His face red from his recent exertions, he sat down on the arm of a chair to rest a little. Full of the coming journey, he had already forgotten his wife's anxiety. The great business schemes he had in mind dwarfed for the time being every other consideration. He could think and talk of nothing but diamonds. Huge crystals, worth untold millions as big as a fist, flashed at him from every corner of the room. Fabulous fortunes had been made in the diamond mines of South Africa. Why should he not be as successful as others? The romance of the Cullinan might be repeated, even surpassed. Well he recalled how he had been thrilled by the sensational story of the discovery of that colossal gem, more than three times the size of the Excelsior, the wonder of the modern world. In imagination, he saw it now. An old-fashioned Boer farm, transformed into a modern mining camp. A moonlight night. A man strolling idly along the rugged, desolate veldt, chances to look down. His eye suddenly catches a gleam in the rough face of the jagged slope. He stoops and picks up what looks like a piece of ice. Quickly he returns to his office and hands it to his chief. The men look at each other in silence. To all parts of the world goes the message that a diamond has been found four times bigger than the largest gem in the world. A stone weighing over 3,000 carats and worth four million dollars. He could already imagine himself far from civilization among the barren mountains of South Africa, prospecting in wide stretches of stone and gravel, picking up the brilliant dazzling stones by the handful.
"Have you any idea," he said, "what the mines have produced?"
She shook her head indifferently.
"No, and I don't want to know. I don't want you to go--that's all."
"Their output in the last ten years is estimated at no less than $400,000,000. Just think of it. Four hundred millions! Well, dear, I and a few others want some of it, and we're going to get it."

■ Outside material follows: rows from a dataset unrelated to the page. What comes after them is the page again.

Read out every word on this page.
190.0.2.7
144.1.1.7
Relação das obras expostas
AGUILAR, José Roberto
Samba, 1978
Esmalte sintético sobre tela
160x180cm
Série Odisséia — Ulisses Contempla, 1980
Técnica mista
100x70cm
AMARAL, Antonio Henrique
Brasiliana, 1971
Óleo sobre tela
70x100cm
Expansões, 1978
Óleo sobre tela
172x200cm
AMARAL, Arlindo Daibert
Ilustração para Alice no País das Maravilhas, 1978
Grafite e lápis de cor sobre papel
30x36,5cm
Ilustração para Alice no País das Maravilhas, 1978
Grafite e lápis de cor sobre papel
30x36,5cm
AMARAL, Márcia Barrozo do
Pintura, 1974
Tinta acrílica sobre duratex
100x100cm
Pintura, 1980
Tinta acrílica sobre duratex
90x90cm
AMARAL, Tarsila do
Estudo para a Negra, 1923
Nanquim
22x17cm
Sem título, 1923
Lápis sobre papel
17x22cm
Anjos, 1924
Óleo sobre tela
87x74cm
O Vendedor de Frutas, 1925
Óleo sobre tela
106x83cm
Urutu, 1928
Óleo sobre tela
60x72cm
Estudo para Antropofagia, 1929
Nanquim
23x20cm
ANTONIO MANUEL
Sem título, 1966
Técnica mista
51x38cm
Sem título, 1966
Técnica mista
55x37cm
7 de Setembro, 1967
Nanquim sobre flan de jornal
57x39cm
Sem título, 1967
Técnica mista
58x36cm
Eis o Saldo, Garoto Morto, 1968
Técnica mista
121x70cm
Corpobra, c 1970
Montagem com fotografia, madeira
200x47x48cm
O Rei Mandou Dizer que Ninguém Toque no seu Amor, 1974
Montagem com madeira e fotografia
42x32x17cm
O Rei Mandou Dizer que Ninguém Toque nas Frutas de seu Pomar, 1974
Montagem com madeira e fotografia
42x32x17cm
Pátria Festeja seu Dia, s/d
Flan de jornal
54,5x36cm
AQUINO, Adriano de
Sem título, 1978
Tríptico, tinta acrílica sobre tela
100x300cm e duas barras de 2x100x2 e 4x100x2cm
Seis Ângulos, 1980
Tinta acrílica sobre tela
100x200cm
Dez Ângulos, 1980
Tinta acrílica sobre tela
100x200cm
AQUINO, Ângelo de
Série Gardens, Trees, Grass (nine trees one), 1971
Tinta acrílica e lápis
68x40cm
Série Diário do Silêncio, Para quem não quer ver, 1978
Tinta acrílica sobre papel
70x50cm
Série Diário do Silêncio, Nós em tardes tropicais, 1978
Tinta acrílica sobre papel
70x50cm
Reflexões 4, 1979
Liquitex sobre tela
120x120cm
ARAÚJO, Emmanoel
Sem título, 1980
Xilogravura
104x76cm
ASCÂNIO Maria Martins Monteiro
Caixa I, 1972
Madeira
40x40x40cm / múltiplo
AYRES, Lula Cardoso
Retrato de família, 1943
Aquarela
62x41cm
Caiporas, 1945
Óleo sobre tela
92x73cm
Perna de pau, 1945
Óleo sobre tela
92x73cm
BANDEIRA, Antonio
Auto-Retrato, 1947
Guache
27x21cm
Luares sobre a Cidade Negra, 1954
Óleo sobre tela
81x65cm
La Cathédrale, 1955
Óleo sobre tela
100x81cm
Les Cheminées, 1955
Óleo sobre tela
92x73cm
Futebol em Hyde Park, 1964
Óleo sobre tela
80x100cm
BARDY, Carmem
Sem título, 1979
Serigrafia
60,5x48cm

"But aren't we rich enough already?" she demanded petulantly. "Why this fever to get richer and richer? We are happy with what we have. Why run the risks to gain what after all will only be a surplus? We can't possibly spend it."
Her husband's eyes flashed. The lines about his mouth tightened as he retorted:
"One never has enough! You women don't understand. As long as you have all the amusement you crave, all the frocks you want, all the jewelry you covet, you think that is all there is to life."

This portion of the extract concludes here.